We offer growers a variety of solutions to enhance farm productivity, impede resistance development, and achieve high-quality crop output in a safe and efficient manner.  Our manufacturing and service organizations continue to provide the quality assurance, technical assistance and regulatory diligence that our customers require to meet their goals.  We will continue to add products that enhance our portfolio, fill the performance “gaps” that inevitably exist in newly introduced genetically modified defenses, and extend our productivity enhancing solutions to growers throughout the Americas and beyond”.

We will continue to keep you informed of our progress on these many programs. At this time, I would be happy to respond to any questions you may have.

Caller Mike Judd (Greenwich Constant)
<Q – Mike>:  Good morning.

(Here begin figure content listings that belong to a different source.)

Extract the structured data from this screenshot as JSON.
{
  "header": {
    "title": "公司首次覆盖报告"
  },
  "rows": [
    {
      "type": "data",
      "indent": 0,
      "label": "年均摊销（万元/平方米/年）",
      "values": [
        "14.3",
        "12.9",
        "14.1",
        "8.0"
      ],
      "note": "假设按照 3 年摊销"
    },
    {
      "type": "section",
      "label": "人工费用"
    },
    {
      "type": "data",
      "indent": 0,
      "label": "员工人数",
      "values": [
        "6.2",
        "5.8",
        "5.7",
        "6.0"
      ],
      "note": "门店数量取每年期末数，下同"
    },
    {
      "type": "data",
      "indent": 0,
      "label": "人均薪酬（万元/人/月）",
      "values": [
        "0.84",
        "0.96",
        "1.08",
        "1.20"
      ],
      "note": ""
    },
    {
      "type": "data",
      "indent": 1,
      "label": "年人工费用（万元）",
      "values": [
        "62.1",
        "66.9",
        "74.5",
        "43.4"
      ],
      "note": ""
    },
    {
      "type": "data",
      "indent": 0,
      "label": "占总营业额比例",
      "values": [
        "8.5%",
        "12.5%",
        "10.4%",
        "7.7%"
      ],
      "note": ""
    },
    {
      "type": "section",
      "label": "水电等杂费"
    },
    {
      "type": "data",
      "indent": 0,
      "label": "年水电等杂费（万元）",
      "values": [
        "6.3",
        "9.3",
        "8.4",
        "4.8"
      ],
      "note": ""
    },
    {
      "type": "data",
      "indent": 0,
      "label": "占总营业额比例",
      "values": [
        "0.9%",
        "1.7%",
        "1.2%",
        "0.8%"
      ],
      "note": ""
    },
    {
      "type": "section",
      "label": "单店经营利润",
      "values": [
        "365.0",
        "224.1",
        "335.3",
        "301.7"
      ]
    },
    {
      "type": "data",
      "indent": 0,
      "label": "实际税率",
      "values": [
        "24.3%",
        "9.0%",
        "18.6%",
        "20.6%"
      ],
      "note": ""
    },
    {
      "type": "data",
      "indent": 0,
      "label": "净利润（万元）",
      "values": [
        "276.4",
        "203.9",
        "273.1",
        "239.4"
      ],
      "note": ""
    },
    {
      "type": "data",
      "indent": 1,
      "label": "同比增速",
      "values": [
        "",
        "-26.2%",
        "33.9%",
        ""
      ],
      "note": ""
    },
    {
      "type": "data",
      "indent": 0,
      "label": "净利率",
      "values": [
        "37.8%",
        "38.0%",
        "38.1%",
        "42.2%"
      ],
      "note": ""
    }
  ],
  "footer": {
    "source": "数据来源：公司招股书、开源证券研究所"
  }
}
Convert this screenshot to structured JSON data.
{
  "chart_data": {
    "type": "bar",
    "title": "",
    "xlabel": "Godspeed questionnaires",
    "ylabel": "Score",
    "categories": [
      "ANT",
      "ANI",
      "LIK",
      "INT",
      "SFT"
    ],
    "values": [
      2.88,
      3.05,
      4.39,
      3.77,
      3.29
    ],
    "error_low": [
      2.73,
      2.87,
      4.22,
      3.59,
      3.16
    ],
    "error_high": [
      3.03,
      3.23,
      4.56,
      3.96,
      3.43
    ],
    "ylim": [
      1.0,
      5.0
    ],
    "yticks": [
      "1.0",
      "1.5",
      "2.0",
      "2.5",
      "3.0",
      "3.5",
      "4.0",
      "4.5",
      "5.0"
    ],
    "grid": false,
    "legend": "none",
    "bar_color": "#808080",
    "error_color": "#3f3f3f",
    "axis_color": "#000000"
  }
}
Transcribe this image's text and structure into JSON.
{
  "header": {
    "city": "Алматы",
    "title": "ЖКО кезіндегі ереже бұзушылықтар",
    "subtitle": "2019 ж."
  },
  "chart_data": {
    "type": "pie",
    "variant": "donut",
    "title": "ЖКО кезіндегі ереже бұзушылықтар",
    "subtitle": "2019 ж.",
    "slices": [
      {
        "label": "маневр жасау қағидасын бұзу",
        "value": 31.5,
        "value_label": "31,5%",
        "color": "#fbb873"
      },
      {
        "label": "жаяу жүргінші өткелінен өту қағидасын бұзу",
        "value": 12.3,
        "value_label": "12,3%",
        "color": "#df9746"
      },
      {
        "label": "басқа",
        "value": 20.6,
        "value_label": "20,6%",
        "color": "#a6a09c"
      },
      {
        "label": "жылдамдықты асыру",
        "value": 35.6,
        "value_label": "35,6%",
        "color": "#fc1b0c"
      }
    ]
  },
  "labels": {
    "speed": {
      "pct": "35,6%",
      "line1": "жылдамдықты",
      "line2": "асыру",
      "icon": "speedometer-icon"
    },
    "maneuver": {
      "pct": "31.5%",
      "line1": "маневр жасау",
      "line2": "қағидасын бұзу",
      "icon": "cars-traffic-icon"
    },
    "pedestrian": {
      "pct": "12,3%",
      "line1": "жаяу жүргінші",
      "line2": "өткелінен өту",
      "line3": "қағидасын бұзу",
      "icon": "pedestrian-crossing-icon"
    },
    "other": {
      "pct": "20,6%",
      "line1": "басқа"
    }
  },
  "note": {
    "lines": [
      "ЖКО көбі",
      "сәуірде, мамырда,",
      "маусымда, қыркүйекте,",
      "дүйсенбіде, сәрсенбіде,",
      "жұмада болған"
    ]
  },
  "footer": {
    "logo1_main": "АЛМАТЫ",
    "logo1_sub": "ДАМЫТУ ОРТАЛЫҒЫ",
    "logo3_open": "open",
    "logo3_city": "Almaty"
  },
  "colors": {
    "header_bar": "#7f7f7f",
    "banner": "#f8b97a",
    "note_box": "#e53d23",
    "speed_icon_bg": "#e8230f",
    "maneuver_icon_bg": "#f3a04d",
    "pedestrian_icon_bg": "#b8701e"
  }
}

My question is, I guess with the wet weather in the Midwest, does that create opportunities for you guys in the second quarter with fungicide sales.  Can you try to flush that out for us? 

<Eric>:  We currently do not have fungicides sales in the grain market crops.  Our fungicides participate with potatoes and in the turf or golf course market, which is pretty big.  Obviously the snow fall might lead to some advantage there, but predominately what we were talking about as an opportunity in second quarter is with the late planting a number of pre-emergent applications that would go down as herbicides might be curtailed.  As a result, they may rely more heavily on post-emergent application of herbicides, which would affect our IMPACT sales.  

<Q – Mike>:  Ok.  What are the margins on IMPACT relative to the some of the pre-emergent herbicides?

<Eric>:  When you say margins, do you mean our margins compared to others?

<Q – Mike>:  I’m trying to get an understanding of what your sales could have been in the first quarter given normalized weather conditions.  Whether those margins on pre-emergent herbicides are higher or lower than IMPACT sales in the second quarter.

<Eric>:  First quarter sales that we were expecting that did not happen were more along the lines of our corn soil insecticides.  As I mentioned earlier, we are probably going to wind up flat to last year.  We do not anticipate a huge increase in our corn soil insecticides over last year.  Our profit margins that we have in our product lines, we do not break out by product.  Sometime we have indicated this is around or average of our margins, IMPACT certainly fits in that or slightly above.

<Q – Mike>: I’m just trying to get a sense of if the corn soil products are those above or below average profitability. 

<Eric>:  We have a couple that might be below our average and I think the rest are at or above.

< Q – Mike >:  Ok, so it does not sound there is much of an impact here from the weather, basically.

<Eric>:  Well, as it turns out as far as the corn soil insecticides, I think that one aspect of it is that the growers may be rushed and try to plant as fast as they can, again they almost a third of where they should be right now in planted acreage.  That rush may lead for them to cut some of their activity and that might be putting down corn soil insecticides.  That being said they also may feel rushed enough to not do their pre-emergent herbicide practice as they would do normally, which would have to lead to more post-emergent herbicide applications which would be our piece.  So I think on the IMPACT side we are at this point expecting a pretty good year.

< Q – Mike >:  So, if I could try to summarize this; I’m sorry to beat this to death.  What you might have missed out perhaps on the first quarter you will make up in the second quarter.  Is that a good way of looking at it?  Although the mix and volumes may be different, but whatever you might have lost in terms of opportunity in the March quarter you should make up in the June quarter with a different product mix?

<Eric>:  That is correct

I would like to thank everybody and I look forward to updating you at our shareholders meeting with us scheduled for June 6th out here in beautiful sunny Southern California.  Thank you very much.